= 1968 Anguillian general election =

General elections were held in Anguilla on 30 July 1968.

==Background==
Following the Anguillian Revolution in May 1967, a referendum on separating from St Kitts and Nevis was held on 11 July, in which 99.7% voted in favour of separation. Independence was declared the following day as the Republic of Anguilla.

A new constitution was drawn up that provided for a seven-member Legislative Council with five elected members and two appointed members. The first elections were planned for October, but only five candidates stood for the five seats, and all were returned unopposed, with no vote taking place.

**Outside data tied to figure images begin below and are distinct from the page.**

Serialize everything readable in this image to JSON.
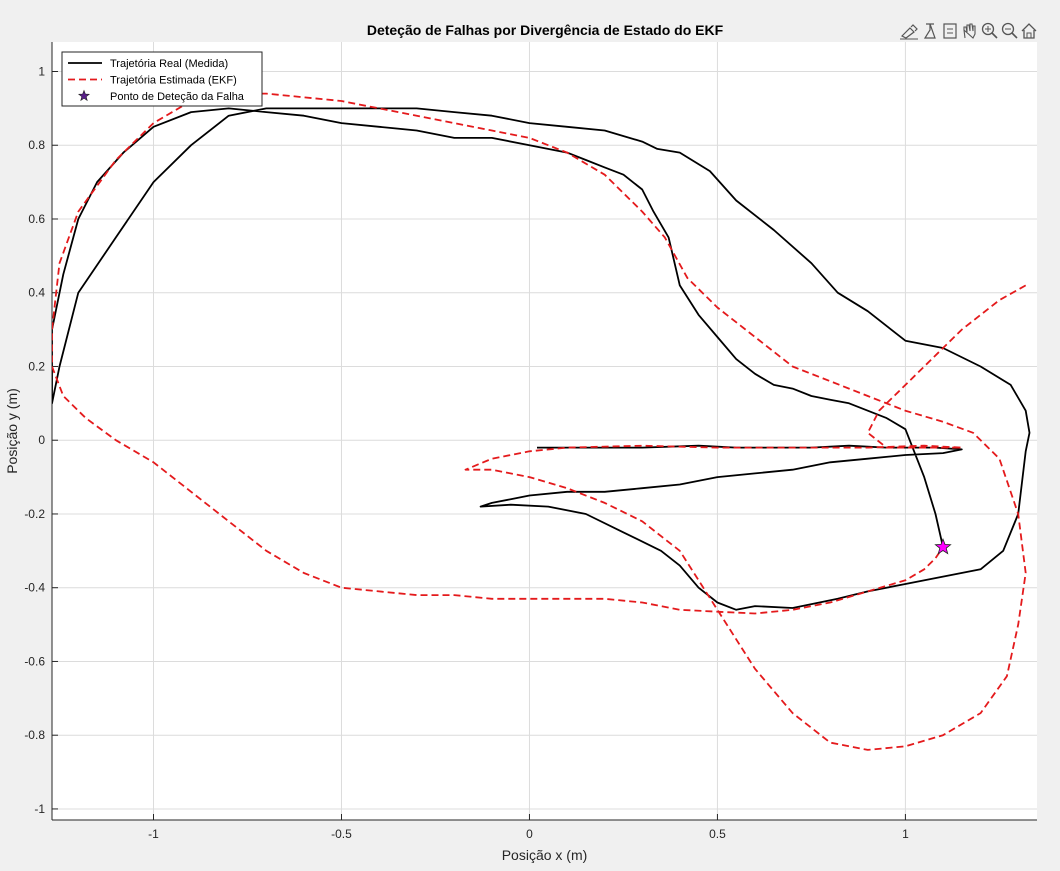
{
  "toolbar": {
    "icons": [
      "brush-icon",
      "datatip-icon",
      "export-icon",
      "pan-hand-icon",
      "zoom-in-icon",
      "zoom-out-icon",
      "home-icon"
    ]
  },
  "chart_data": {
    "type": "line",
    "title": "Deteção de Falhas por Divergência de Estado do EKF",
    "xlabel": "Posição x (m)",
    "ylabel": "Posição y (m)",
    "xlim": [
      -1.27,
      1.35
    ],
    "ylim": [
      -1.03,
      1.08
    ],
    "xticks": [
      -1,
      -0.5,
      0,
      0.5,
      1
    ],
    "yticks": [
      -1,
      -0.8,
      -0.6,
      -0.4,
      -0.2,
      0,
      0.2,
      0.4,
      0.6,
      0.8,
      1
    ],
    "xtick_labels": [
      "-1",
      "-0.5",
      "0",
      "0.5",
      "1"
    ],
    "ytick_labels": [
      "-1",
      "-0.8",
      "-0.6",
      "-0.4",
      "-0.2",
      "0",
      "0.2",
      "0.4",
      "0.6",
      "0.8",
      "1"
    ],
    "grid": true,
    "legend_position": "top-left",
    "series": [
      {
        "name": "Trajetória Real (Medida)",
        "color": "#000000",
        "style": "solid",
        "x": [
          0.02,
          0.15,
          0.3,
          0.45,
          0.55,
          0.65,
          0.75,
          0.85,
          0.95,
          1.02,
          1.08,
          1.15,
          1.1,
          1.0,
          0.9,
          0.8,
          0.7,
          0.6,
          0.5,
          0.4,
          0.3,
          0.2,
          0.1,
          0.0,
          -0.05,
          -0.1,
          -0.13,
          -0.05,
          0.05,
          0.15,
          0.25,
          0.35,
          0.4,
          0.45,
          0.5,
          0.55,
          0.6,
          0.7,
          0.82,
          0.9,
          1.0,
          1.1,
          1.2,
          1.26,
          1.3,
          1.32,
          1.33,
          1.32,
          1.28,
          1.2,
          1.1,
          1.0,
          0.9,
          0.82,
          0.75,
          0.65,
          0.55,
          0.48,
          0.4,
          0.34,
          0.3,
          0.2,
          0.1,
          0.0,
          -0.1,
          -0.2,
          -0.3,
          -0.4,
          -0.5,
          -0.6,
          -0.7,
          -0.8,
          -0.9,
          -1.0,
          -1.1,
          -1.2,
          -1.25,
          -1.27,
          -1.27,
          -1.24,
          -1.2,
          -1.15,
          -1.08,
          -1.0,
          -0.9,
          -0.8,
          -0.7,
          -0.6,
          -0.5,
          -0.4,
          -0.3,
          -0.2,
          -0.1,
          0.0,
          0.1,
          0.15,
          0.2,
          0.25,
          0.3,
          0.33,
          0.37,
          0.4,
          0.45,
          0.5,
          0.55,
          0.6,
          0.65,
          0.7,
          0.75,
          0.8,
          0.85,
          0.9,
          0.95,
          1.0,
          1.05,
          1.08,
          1.1
        ],
        "y": [
          -0.02,
          -0.02,
          -0.02,
          -0.015,
          -0.02,
          -0.02,
          -0.02,
          -0.015,
          -0.02,
          -0.02,
          -0.02,
          -0.025,
          -0.035,
          -0.04,
          -0.05,
          -0.06,
          -0.08,
          -0.09,
          -0.1,
          -0.12,
          -0.13,
          -0.14,
          -0.14,
          -0.15,
          -0.16,
          -0.17,
          -0.18,
          -0.175,
          -0.18,
          -0.2,
          -0.25,
          -0.3,
          -0.34,
          -0.4,
          -0.44,
          -0.46,
          -0.45,
          -0.455,
          -0.43,
          -0.41,
          -0.39,
          -0.37,
          -0.35,
          -0.3,
          -0.2,
          -0.03,
          0.02,
          0.08,
          0.15,
          0.2,
          0.25,
          0.27,
          0.35,
          0.4,
          0.48,
          0.57,
          0.65,
          0.73,
          0.78,
          0.79,
          0.81,
          0.84,
          0.85,
          0.86,
          0.88,
          0.89,
          0.9,
          0.9,
          0.9,
          0.9,
          0.9,
          0.88,
          0.8,
          0.7,
          0.55,
          0.4,
          0.2,
          0.1,
          0.3,
          0.45,
          0.6,
          0.7,
          0.78,
          0.85,
          0.89,
          0.9,
          0.89,
          0.88,
          0.86,
          0.85,
          0.84,
          0.82,
          0.82,
          0.8,
          0.78,
          0.76,
          0.74,
          0.72,
          0.68,
          0.62,
          0.55,
          0.42,
          0.34,
          0.28,
          0.22,
          0.18,
          0.15,
          0.14,
          0.12,
          0.11,
          0.1,
          0.08,
          0.06,
          0.03,
          -0.1,
          -0.2,
          -0.29
        ]
      },
      {
        "name": "Trajetória Estimada (EKF)",
        "color": "#e41a1c",
        "style": "dashed",
        "x": [
          1.32,
          1.25,
          1.15,
          1.05,
          0.98,
          0.93,
          0.9,
          0.95,
          1.05,
          1.12,
          1.15,
          1.05,
          0.9,
          0.7,
          0.5,
          0.3,
          0.1,
          0.0,
          -0.1,
          -0.17,
          -0.1,
          0.0,
          0.1,
          0.2,
          0.3,
          0.35,
          0.4,
          0.45,
          0.5,
          0.6,
          0.7,
          0.8,
          0.9,
          1.0,
          1.1,
          1.2,
          1.27,
          1.3,
          1.32,
          1.3,
          1.25,
          1.18,
          1.1,
          1.0,
          0.9,
          0.8,
          0.7,
          0.6,
          0.5,
          0.42,
          0.36,
          0.3,
          0.2,
          0.1,
          0.0,
          -0.1,
          -0.2,
          -0.3,
          -0.4,
          -0.5,
          -0.6,
          -0.7,
          -0.8,
          -0.9,
          -1.0,
          -1.1,
          -1.2,
          -1.25,
          -1.27,
          -1.27,
          -1.24,
          -1.18,
          -1.1,
          -1.0,
          -0.9,
          -0.8,
          -0.7,
          -0.6,
          -0.5,
          -0.4,
          -0.3,
          -0.2,
          -0.1,
          0.0,
          0.1,
          0.2,
          0.3,
          0.35,
          0.4,
          0.5,
          0.6,
          0.7,
          0.8,
          0.9,
          1.0,
          1.05,
          1.08,
          1.1
        ],
        "y": [
          0.42,
          0.38,
          0.3,
          0.2,
          0.13,
          0.08,
          0.02,
          -0.02,
          -0.02,
          -0.02,
          -0.02,
          -0.015,
          -0.02,
          -0.02,
          -0.02,
          -0.015,
          -0.02,
          -0.03,
          -0.05,
          -0.08,
          -0.08,
          -0.1,
          -0.13,
          -0.17,
          -0.22,
          -0.26,
          -0.3,
          -0.38,
          -0.46,
          -0.62,
          -0.74,
          -0.82,
          -0.84,
          -0.83,
          -0.8,
          -0.74,
          -0.64,
          -0.5,
          -0.36,
          -0.2,
          -0.05,
          0.02,
          0.05,
          0.08,
          0.12,
          0.16,
          0.2,
          0.28,
          0.36,
          0.44,
          0.55,
          0.62,
          0.72,
          0.78,
          0.82,
          0.84,
          0.86,
          0.88,
          0.9,
          0.92,
          0.93,
          0.94,
          0.94,
          0.92,
          0.86,
          0.76,
          0.62,
          0.48,
          0.3,
          0.2,
          0.12,
          0.06,
          0.0,
          -0.06,
          -0.14,
          -0.22,
          -0.3,
          -0.36,
          -0.4,
          -0.41,
          -0.42,
          -0.42,
          -0.43,
          -0.43,
          -0.43,
          -0.43,
          -0.44,
          -0.45,
          -0.46,
          -0.465,
          -0.47,
          -0.46,
          -0.44,
          -0.41,
          -0.38,
          -0.35,
          -0.32,
          -0.29
        ]
      },
      {
        "name": "Ponto de Deteção da Falha",
        "color": "#ff00ff",
        "style": "marker-star",
        "x": [
          1.1
        ],
        "y": [
          -0.29
        ]
      }
    ]
  }
}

Fresh elections were scheduled for July 1968. Contrary to the constitution, seven members were elected and none appointed.

==Results==
Only two of the seven seats were contested, with Emile Gumbs defeating the incumbent Hugo Rey in Road North and incumbent Wallace Rey defeating Clement Daniels in Valley South. Atlin Harrigan, Kenneth Hazel, Collins Hodge, John Hodge and Ronald Webster were elected unopposed.

==Aftermath==
The British government took control of Anguilla in 1969, with members of the 1968 council allowed to continue in office. Seven additional members were appointed to the Legislative Council; Camille Connor, Samuel Fleming, Winston Harrigan, Reuben Hodge, Hugo Rey, Russell Webster and James Woods.